But growing speculation and reports have the Seattle deal all but finalized and a move out of California a near certainty. Still, the news of the NBA’s assurance that California’s capital city will be given a fair chance to keep their only professional sports franchise gives fans a glimmer of hope.
If there’s one sign of encouragement among the mountain of despair for Sacramento, it’s the fact that AEG is once again getting involved in assisting Sacramento in an arena project — a welcome sign for any potential investor as the Maloofs have been forced to sell.

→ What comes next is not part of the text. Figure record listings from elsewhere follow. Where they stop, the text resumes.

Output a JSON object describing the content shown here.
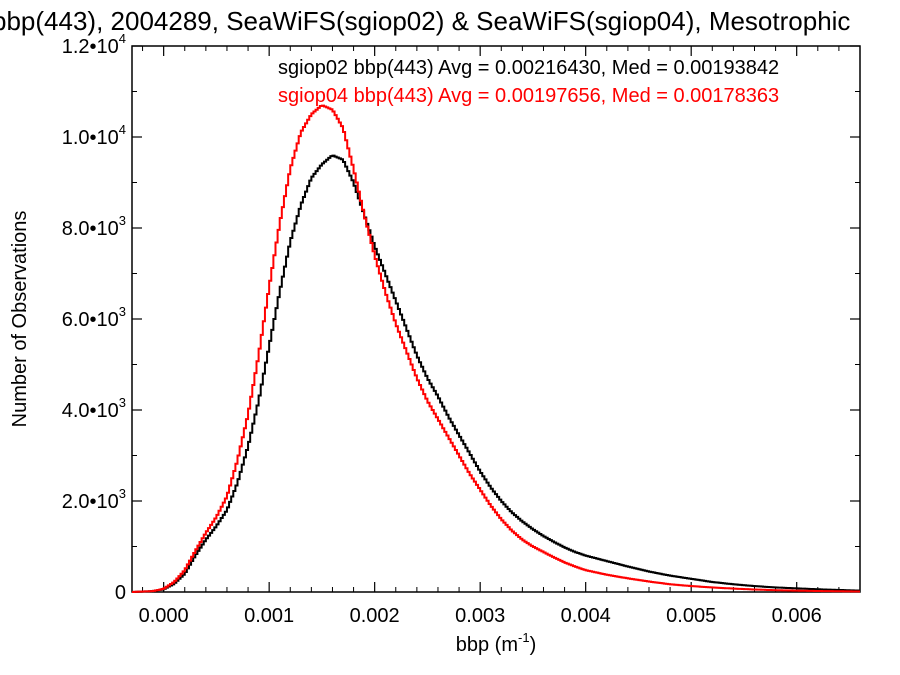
{
  "chart_data": {
    "type": "histogram-step",
    "title": "bbp(443), 2004289, SeaWiFS(sgiop02) & SeaWiFS(sgiop04), Mesotrophic",
    "xlabel": "bbp (m",
    "xlabel_sup": "-1",
    "xlabel_close": ")",
    "ylabel": "Number of Observations",
    "xlim": [
      -0.0003,
      0.0066
    ],
    "ylim": [
      0,
      12000
    ],
    "x_ticks": [
      {
        "value": 0.0,
        "label": "0.000"
      },
      {
        "value": 0.001,
        "label": "0.001"
      },
      {
        "value": 0.002,
        "label": "0.002"
      },
      {
        "value": 0.003,
        "label": "0.003"
      },
      {
        "value": 0.004,
        "label": "0.004"
      },
      {
        "value": 0.005,
        "label": "0.005"
      },
      {
        "value": 0.006,
        "label": "0.006"
      }
    ],
    "y_ticks": [
      {
        "value": 0,
        "mantissa": "0",
        "exp": ""
      },
      {
        "value": 2000,
        "mantissa": "2.0•10",
        "exp": "3"
      },
      {
        "value": 4000,
        "mantissa": "4.0•10",
        "exp": "3"
      },
      {
        "value": 6000,
        "mantissa": "6.0•10",
        "exp": "3"
      },
      {
        "value": 8000,
        "mantissa": "8.0•10",
        "exp": "3"
      },
      {
        "value": 10000,
        "mantissa": "1.0•10",
        "exp": "4"
      },
      {
        "value": 12000,
        "mantissa": "1.2•10",
        "exp": "4"
      }
    ],
    "series": [
      {
        "name": "sgiop02 bbp(443) Avg = 0.00216430, Med = 0.00193842",
        "color": "#000000",
        "x": [
          -0.0003,
          -0.0001,
          0.0,
          0.0001,
          0.0002,
          0.0003,
          0.0004,
          0.0005,
          0.0006,
          0.0007,
          0.0008,
          0.0009,
          0.001,
          0.0011,
          0.0012,
          0.0013,
          0.0014,
          0.0015,
          0.0016,
          0.0017,
          0.0018,
          0.0019,
          0.002,
          0.0021,
          0.0022,
          0.0023,
          0.0024,
          0.0025,
          0.0026,
          0.0027,
          0.0028,
          0.0029,
          0.003,
          0.0031,
          0.0032,
          0.0033,
          0.0034,
          0.0035,
          0.0036,
          0.0037,
          0.0038,
          0.0039,
          0.004,
          0.0042,
          0.0044,
          0.0046,
          0.0048,
          0.005,
          0.0052,
          0.0054,
          0.0056,
          0.0058,
          0.006,
          0.0062,
          0.0064,
          0.0066
        ],
        "y": [
          0,
          20,
          60,
          180,
          400,
          800,
          1150,
          1450,
          1800,
          2400,
          3200,
          4200,
          5400,
          6600,
          7700,
          8500,
          9100,
          9400,
          9600,
          9500,
          9000,
          8300,
          7600,
          7000,
          6400,
          5800,
          5200,
          4700,
          4300,
          3850,
          3450,
          3050,
          2650,
          2300,
          2000,
          1750,
          1550,
          1380,
          1230,
          1100,
          980,
          880,
          800,
          680,
          560,
          450,
          360,
          290,
          220,
          170,
          130,
          100,
          80,
          60,
          45,
          30
        ]
      },
      {
        "name": "sgiop04 bbp(443) Avg = 0.00197656, Med = 0.00178363",
        "color": "#ff0000",
        "x": [
          -0.0003,
          -0.0001,
          0.0,
          0.0001,
          0.0002,
          0.0003,
          0.0004,
          0.0005,
          0.0006,
          0.0007,
          0.0008,
          0.0009,
          0.001,
          0.0011,
          0.0012,
          0.0013,
          0.0014,
          0.0015,
          0.0016,
          0.0017,
          0.0018,
          0.0019,
          0.002,
          0.0021,
          0.0022,
          0.0023,
          0.0024,
          0.0025,
          0.0026,
          0.0027,
          0.0028,
          0.0029,
          0.003,
          0.0031,
          0.0032,
          0.0033,
          0.0034,
          0.0035,
          0.0036,
          0.0037,
          0.0038,
          0.0039,
          0.004,
          0.0042,
          0.0044,
          0.0046,
          0.0048,
          0.005,
          0.0052,
          0.0054,
          0.0056,
          0.0058,
          0.006,
          0.0062,
          0.0064,
          0.0066
        ],
        "y": [
          0,
          20,
          70,
          220,
          480,
          900,
          1300,
          1650,
          2100,
          2900,
          3900,
          5200,
          6700,
          8100,
          9300,
          10100,
          10500,
          10700,
          10600,
          10200,
          9300,
          8300,
          7400,
          6600,
          5900,
          5300,
          4700,
          4200,
          3800,
          3400,
          3000,
          2600,
          2250,
          1900,
          1600,
          1350,
          1150,
          1000,
          880,
          760,
          650,
          560,
          480,
          380,
          300,
          230,
          170,
          130,
          100,
          75,
          55,
          40,
          30,
          22,
          16,
          10
        ]
      }
    ],
    "grid": false,
    "legend_position": "top-right"
  }
}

The toughest part of the task for Johnson? Finding a local group willing to put up the would-be record-setting price tag of $525 million that the Seattle-based group is willing to shell out. Sacramento does have some leverage in the situation because it would be able to avoid the over $100 million in relocation and repayment fees any outside group would have to pay. However, the biggest question is whether or not Sacramento has deep enough pocketbooks to compete — even at a discount.
A new arena is also a must, and in the constant struggle to find funds for any major capital project in California, Sacramento is at another disadvantage.
Still, Johnson remains steadfast in his approach, saying that his highest priority is to find a local buyer. He disputed the fact that the Seattle group is willing to pay the reported $525 million, calling it “outrageous,” as it would be by far the most ever paid for an NBA franchise.
Plans for a new arena were approved in Seattle by its City Council, and the project is still undergoing an environmental review process.